Sacrificing Friday’s lessons would seem at odds with our strict policy on attendance and unwillingness to approve leave for travel during term time. There are good reasons for this policy. If too many girls are absent, teachers cannot move ahead with serious learning because it will have to be re-taught to those absent. The result is that the girls at school have a poor experience, while those choosing otherwise enjoy a holiday. This is a terrible message for the girls, and families then reasonably conclude that there’s no point in sending their daughters at the end of term, resulting in a vicious spiral of lost learning. Normally, we push ahead until the very last lesson.
 
So why did we treat this week differently? There are three reasons.
 
The first that is many more families are in urgent need of travel for specific family reasons.

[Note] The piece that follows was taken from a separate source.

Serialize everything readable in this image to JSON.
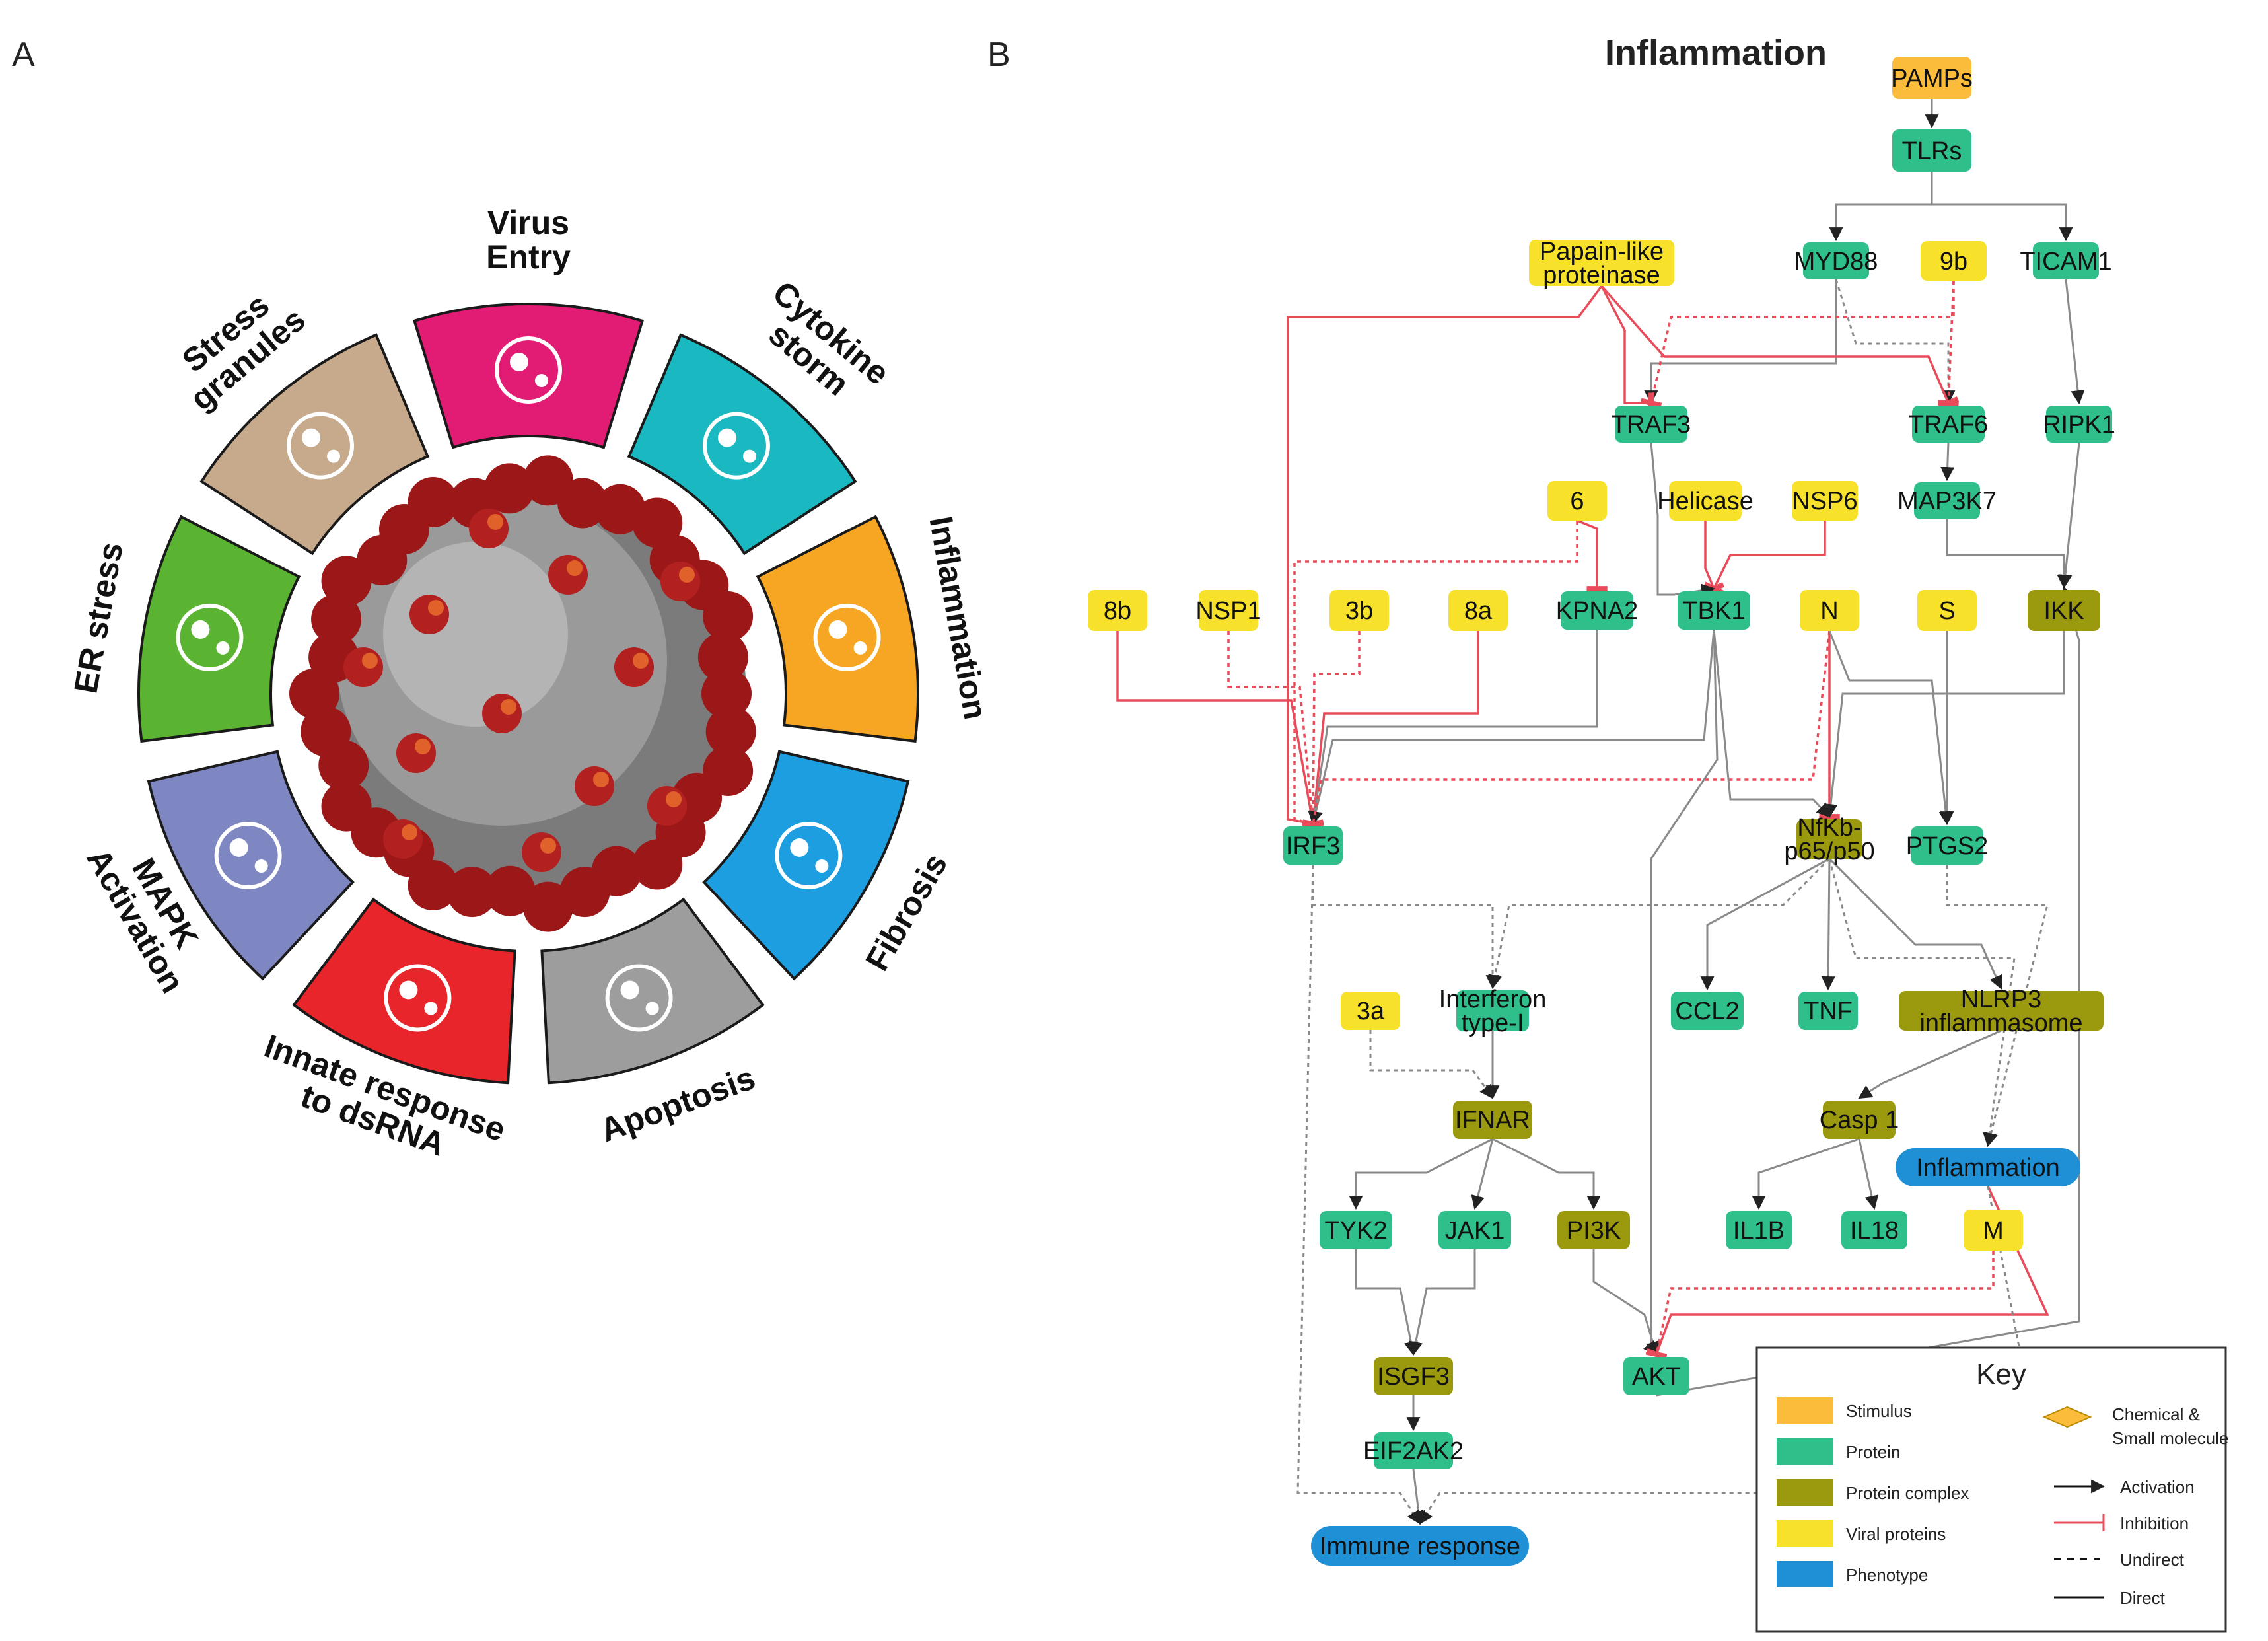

After years of closed borders, it would be inhumane to ignore important family circumstances (repeatedly postponed weddings, terminal illness, frail parents etc) and this means requests for leave are much higher in 2022 than in 2019. Because of this, we were already aware that there would be a relatively high level of absence on Friday. At some point – most likely quite soon – this will have to be reined in again, but there is no doubt that there is greater need right now.
 
The second reason is that it was clear that Thursday’s public holiday would cause absences to spike further. Bluntly, we struggle under normal circumstances with too many parents who are prepared to claim that their daughters are ill on the last day of term in order to extend their holidays. We do have laborious methods of interrogating this but the pull of a four-day weekend was clearly going to be strong and this was confirmed on Monday when many girls across all year groups were openly telling their teachers that they were not planning to be at school on Friday. While speculative, my best estimate is that at least a third of the students, and likely more, would have been absent on the final day. This is an unwelcome reality.
 
The third, and most decisive, reason is a very practical one: students have to be in the right state of mind to focus and learn. No teacher would, for instance, schedule a serious lesson at the end of the sports carnival. They simply won’t learn. Friday’s lessons were never going to be more than a few hours sandwiched between a public holiday and the school holidays, with a good chunk of the class missing. No matter what parents or teachers do, children will not learn much in these circumstances. Add to this the practicalities of the end of term (assemblies, clearing desks and lockers and so on), and we were faced with the reality that there would be very little learning on Friday no matter what we did.
 
Our focus is of course on the students, but I will add that it is demoralising for teachers to be faced with classrooms which are half empty, and it is exhausting trying to engage students whose minds are elsewhere, knowing that it will all have to be repeated next term. We have already asked so much of the Queenwood teachers, who have not skipped a day throughout the pandemic (unlike many schools) and who have gone to heroic lengths this term dealing with unprecedented levels of teacher illness and staffing shortages. The whole prospect did not promise much for the girls, and it is also in their best interests that we recognise what is reasonable and sustainable for the staff who care for them.
 
 I respect that some families may still disagree with the School’s decision but I hope that these details will at least give you some reassurance that the decision was taken carefully and with the best interests of the girls in mind.
 
The lesson of the last few years has been that anything can happen but, nevertheless, these do seem to be truly exceptional circumstances and I trust that we will not face such awkward and unsatisfactory alternatives again.